Find out where the dental care items will be stored and what supplies will be available. What will be provided and what will have to be transported? Ask about laundry service availability. This will influence the amount of clothing to pack. If mosquitoes are a known problem, it is prudent to take insect repellent and mosquito nets with you and to wear clothing that covers as much skin as possible. In areas with a Zika outbreak, the CDC recommends using an EPA-registered insect repellant specifically containing DEET, picaridin, IR3535, oil of lemon eucalyptus, or para-menthane-diol; the directions on the labeling should be followed.
Food, Water and Supplies
Assure that facilities are available for safe food storage, preparation, cooking and refrigeration. Plan meals accordingly. Assure the availability of potable water and, if necessary, take filters and tablets with you to treat water.

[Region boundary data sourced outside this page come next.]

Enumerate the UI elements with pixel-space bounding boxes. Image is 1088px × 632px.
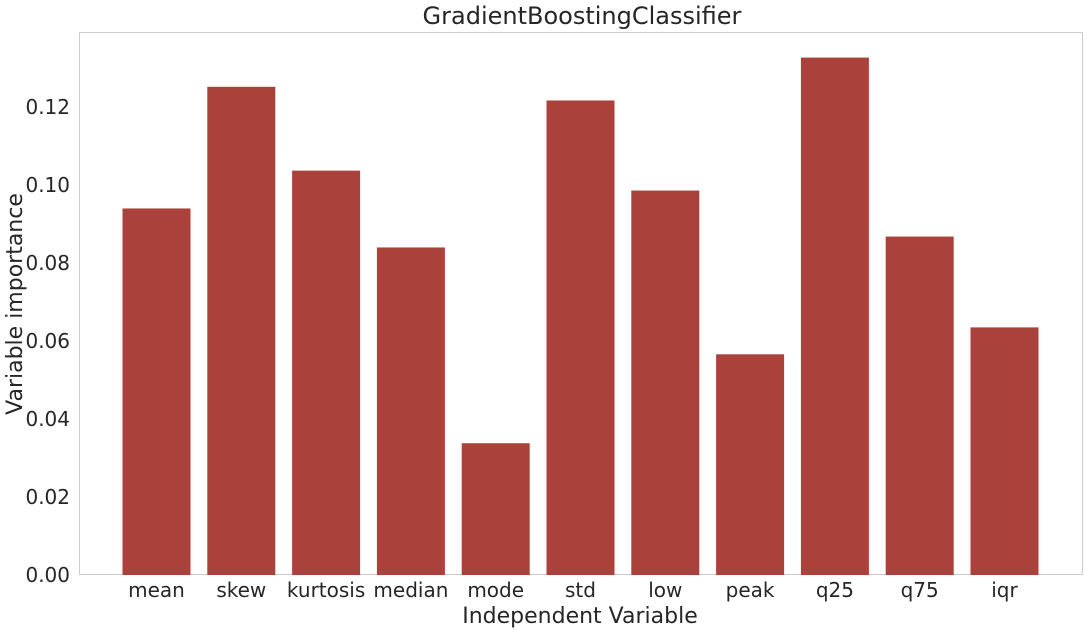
x-tick-label: mean — [128, 578, 185, 602]
y-tick-label: 0.04 — [25, 407, 70, 431]
bar-mean — [122, 208, 191, 575]
bar-median — [376, 247, 445, 575]
bar-peak — [716, 354, 785, 575]
y-tick-label: 0.12 — [25, 95, 70, 119]
y-axis-label: Variable importance — [3, 193, 28, 415]
x-tick-labels: mean skew kurtosis median mode std low peak q25 q… — [128, 578, 1018, 602]
bar-q25 — [800, 57, 869, 575]
x-tick-label: q75 — [901, 578, 939, 602]
bar-kurtosis — [292, 170, 361, 576]
x-axis-label: Independent Variable — [462, 604, 698, 629]
bar-mode — [461, 443, 530, 575]
x-tick-label: skew — [216, 578, 266, 602]
y-tick-label: 0.10 — [25, 173, 70, 197]
x-tick-label: iqr — [991, 578, 1018, 602]
bars-group — [122, 57, 1039, 576]
x-tick-label: q25 — [816, 578, 854, 602]
y-tick-label: 0.08 — [25, 251, 70, 275]
bar-iqr — [970, 327, 1039, 575]
bar-skew — [207, 86, 276, 576]
y-tick-label: 0.06 — [25, 329, 70, 353]
x-tick-label: median — [373, 578, 448, 602]
chart-title: GradientBoostingClassifier — [423, 2, 742, 30]
bar-std — [546, 100, 615, 576]
x-tick-label: kurtosis — [287, 578, 365, 602]
y-tick-label: 0.00 — [25, 563, 70, 587]
x-tick-label: peak — [726, 578, 775, 602]
x-tick-label: low — [648, 578, 682, 602]
bar-low — [631, 190, 700, 575]
bar-q75 — [885, 236, 954, 575]
y-tick-label: 0.02 — [25, 485, 70, 509]
x-tick-label: mode — [467, 578, 524, 602]
x-tick-label: std — [565, 578, 596, 602]
y-tick-labels: 0.00 0.02 0.04 0.06 0.08 0.10 0.12 — [25, 95, 70, 587]
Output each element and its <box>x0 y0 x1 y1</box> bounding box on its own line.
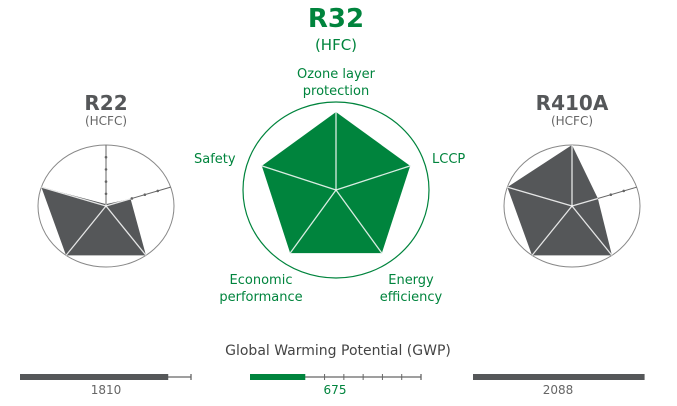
axis-label-ozone-line1: Ozone layer <box>297 67 375 82</box>
r32-radar-spoke <box>335 165 411 191</box>
axis-label-energy-line2: efficiency <box>379 290 443 305</box>
r410a-axis-tick <box>609 193 613 196</box>
r22-axis-tick <box>104 180 108 183</box>
r22-axis-tick <box>104 155 108 159</box>
r32-subtitle: (HFC) <box>314 36 358 54</box>
r22-axis-tick <box>104 168 108 171</box>
r32-gwp-bar <box>250 374 306 380</box>
r410a-radar-spoke <box>507 186 573 207</box>
r32-title: R32 <box>307 4 365 34</box>
axis-label-lccp: LCCP <box>432 152 466 167</box>
gwp-value-r32: 675 <box>323 383 347 397</box>
axis-label-ozone: Ozone layer protection <box>276 66 396 100</box>
r32-radar-spoke <box>261 165 337 191</box>
r410a-radar-spoke <box>571 205 613 256</box>
gwp-value-r410a: 2088 <box>542 383 574 397</box>
gwp-value-r22: 1810 <box>90 383 122 397</box>
axis-label-energy: Energy efficiency <box>356 272 466 306</box>
r22-radar-spoke <box>105 205 147 256</box>
r410a-axis-tick <box>622 189 626 193</box>
r22-subtitle: (HCFC) <box>84 114 128 128</box>
r410a-radar-spoke <box>571 197 599 207</box>
r32-outer-circle <box>242 101 430 279</box>
r410a-gwp-bar <box>473 374 644 380</box>
r410a-radar-spoke <box>531 205 573 256</box>
r22-axis-tick <box>143 193 147 196</box>
axis-label-economic-line2: performance <box>219 290 303 305</box>
axis-label-economic-line1: Economic <box>229 273 293 288</box>
r32-radar-spoke <box>289 189 337 254</box>
r22-title: R22 <box>84 91 128 115</box>
r22-radar-spoke <box>105 198 131 207</box>
r410a-subtitle: (HCFC) <box>550 114 594 128</box>
r410a-title: R410A <box>535 91 609 115</box>
r22-axis-tick <box>130 197 134 200</box>
r22-radar-spoke <box>65 205 107 256</box>
r22-axis-tick <box>156 189 160 193</box>
axis-label-safety: Safety <box>194 152 236 167</box>
r22-axis-tick <box>104 192 108 196</box>
r22-gwp-bar <box>20 374 169 380</box>
r410a-radar-area <box>507 145 612 256</box>
r32-radar-spoke <box>335 189 383 254</box>
axis-label-energy-line1: Energy <box>388 273 434 288</box>
gwp-title: Global Warming Potential (GWP) <box>225 343 451 359</box>
axis-label-economic: Economic performance <box>206 272 316 306</box>
axis-label-ozone-line2: protection <box>302 84 370 99</box>
r22-radar-spoke <box>41 186 107 207</box>
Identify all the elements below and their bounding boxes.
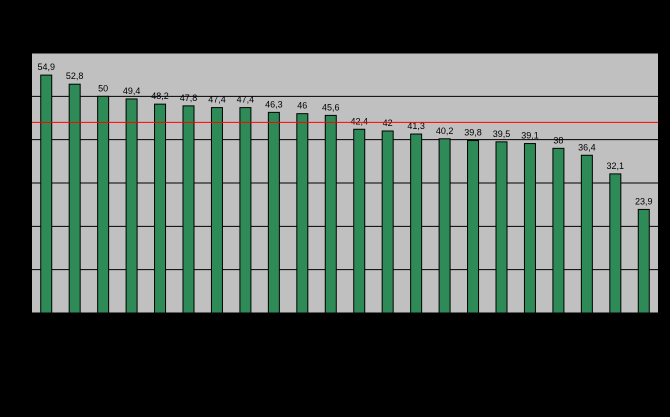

Gastrointestinal infections are the most frequent cause of illness on missions. The Centers for Disease Control and Prevention (CDC) does not currently recommend prophylactic antibiotics to prevent travelers’ diarrhea for most patients. In addition, prophylactic antibiotics do not offer any protection against nonbacterial pathogens. The primary nonmicrobial agent studied as a prophylactic against TD is bismuth subsalicylate (BSS), the active ingredient in Pepto-Bismol. Before taking Pepto-Bismol check the contraindications on the labeling. Taking over-the-counter medicines for gastric distress and diarrhea (loperamide) may be helpful. A single dose of a fluoroquinolone such as ciprofloxacin or levofloxacin is recommended for the empiric treatment of bacterial diarrhea (CDC/Yellow Book/Travelers’ Diarrhea). In areas where antimicrobial resistance to fluoroquinolones is increasing, an alternative is azithromycin. Remember to replenish fluids and electrolytes lost during TD. Many larger healthcare facilities have travel clinics that offer advice.